FILE - In this undated file photo, the Upper Gulch section of the Escalante Canyons within Utah's Grand Staircase-Escalante National Monument features sheer sandstone walls, broken occasionally by tributary canyons. Environmental groups gathered Tuesday, Dec. 12, 2017, to speak out against Republican Rep. Chris Stewart's legislative proposal that would create a modest national park at the recently downsized Grand Staircase-Escalante National Monument, while allowing coal mining and grazing within other areas. (AP Photo/Douglas C. Pizac, File)

Washington • A federal judge has consolidated into two cases the five lawsuits filed against President Donald Trump’s order to shrink two Utah national monuments. One case now will deal with the former Bears Ears monument and the other, the Grand Staircase-Escalante.

The five suits, filed days after Trump trimmed the monuments by 2 million acres, all essentially argue that the president doesn’t have the authority to change the boundaries of a monument under the 1906 Antiquities Act.

Federal Judge Tanya S. Chutkan, who was appointed by President Barack Obama, ruled Tuesday that three cases dealing with the Bears Ears monument will be heard together and two others about Trump’s changes to Grand Staircase would be paired.

The Justice Department, which is defending Trump, Interior Secretary Ryan Zinke and others named in the lawsuits, has sought to transfer the lawsuits to the Utah federal court instead of the District of Columbia venue where they were filed.
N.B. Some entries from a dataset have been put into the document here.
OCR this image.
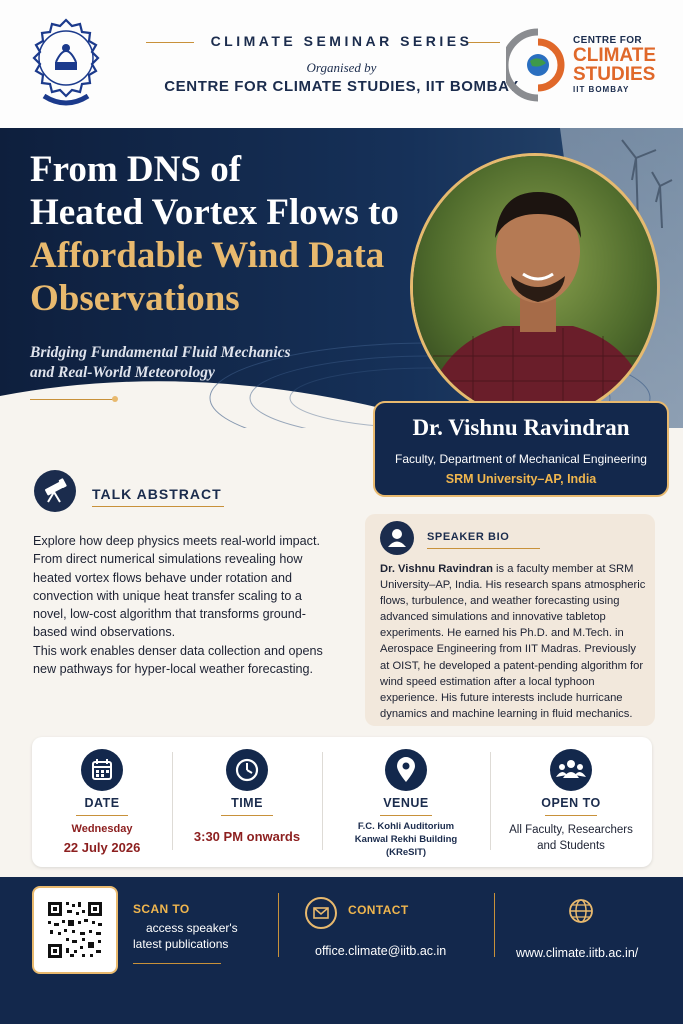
CLIMATE SEMINAR SERIES
Organised by
CENTRE FOR CLIMATE STUDIES, IIT BOMBAY
CENTRE FOR
CLIMATE
STUDIES
IIT BOMBAY
From DNS of
Heated Vortex Flows to
Affordable Wind Data
Observations
Bridging Fundamental Fluid Mechanics
and Real-World Meteorology
Dr. Vishnu Ravindran
Faculty, Department of Mechanical Engineering
SRM University–AP, India
TALK ABSTRACT

Explore how deep physics meets real-world impact. From direct numerical simulations revealing how heated vortex flows behave under rotation and convection with unique heat transfer scaling to a novel, low-cost algorithm that transforms ground-based wind observations.

This work enables denser data collection and opens new pathways for hyper-local weather forecasting.

SPEAKER BIO
Dr. Vishnu Ravindran is a faculty member at SRM University–AP, India. His research spans atmospheric flows, turbulence, and weather forecasting using advanced simulations and innovative tabletop experiments. He earned his Ph.D. and M.Tech. in Aerospace Engineering from IIT Madras. Previously at OIST, he developed a patent-pending algorithm for wind speed estimation after a local typhoon experience. His future interests include hurricane dynamics and machine learning in fluid mechanics.
DATE
Wednesday
22 July 2026
TIME
3:30 PM onwards
VENUE
F.C. Kohli Auditorium
Kanwal Rekhi Building
(KReSIT)
OPEN TO
All Faculty, Researchers
and Students
SCAN TO
access speaker's
latest publications
CONTACT
office.climate@iitb.ac.in	www.climate.iitb.ac.in/
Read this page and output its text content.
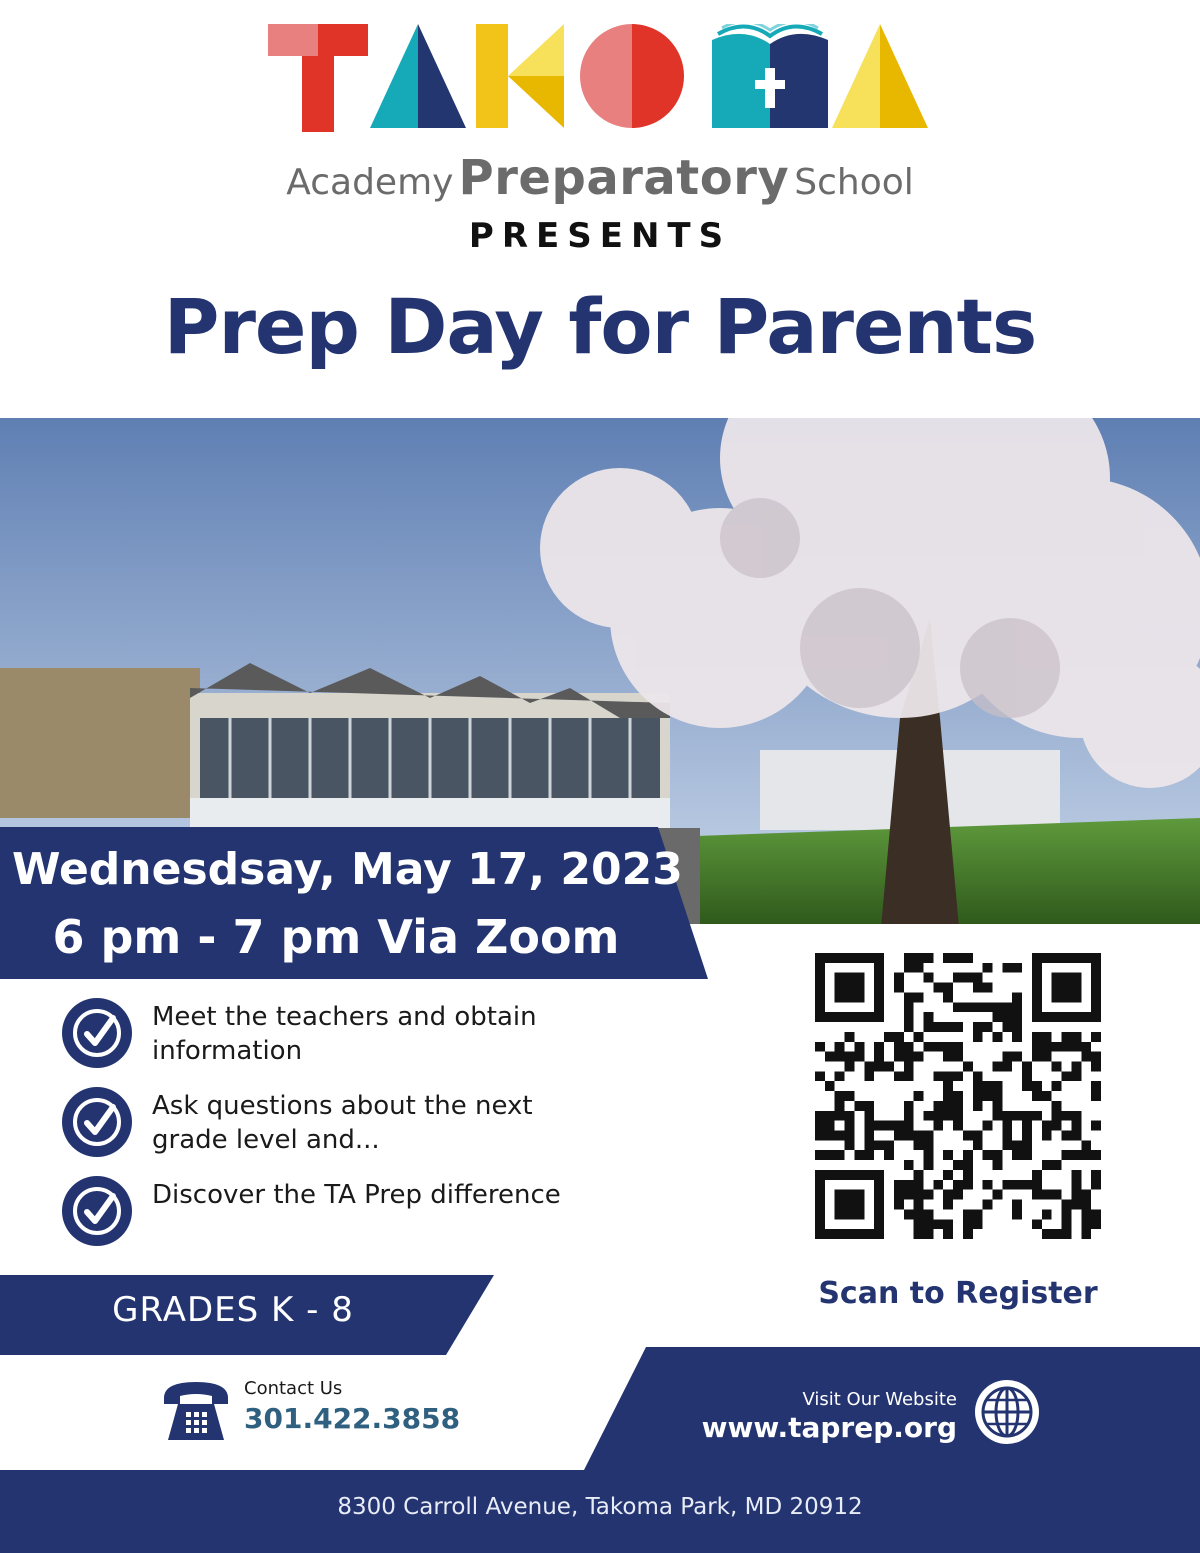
Academy Preparatory School
PRESENTS
Prep Day for Parents
Wednesdsay, May 17, 2023
6 pm - 7 pm Via Zoom
Meet the teachers and obtain information
Ask questions about the next grade level and...
Discover the TA Prep difference
GRADES K - 8	Scan to Register
Contact Us
301.422.3858
Visit Our Website
www.taprep.org
8300 Carroll Avenue, Takoma Park, MD 20912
The judge has not yet ruled on that motion.

Trump, in a visit to Salt Lake City in December, issued two orders to remove the monument designation from 1 million acres of the 1.9 million-acre Grand Staircase area, carving it into three separate designations. He reduced the Bears Ears monument, which Obama had named as he left office, to 200,000 acres from the original 1.3 million acres.

The lawsuits were filed by five tribal nations that had sought the Bears Ears designation as well as other environmental and scientific groups.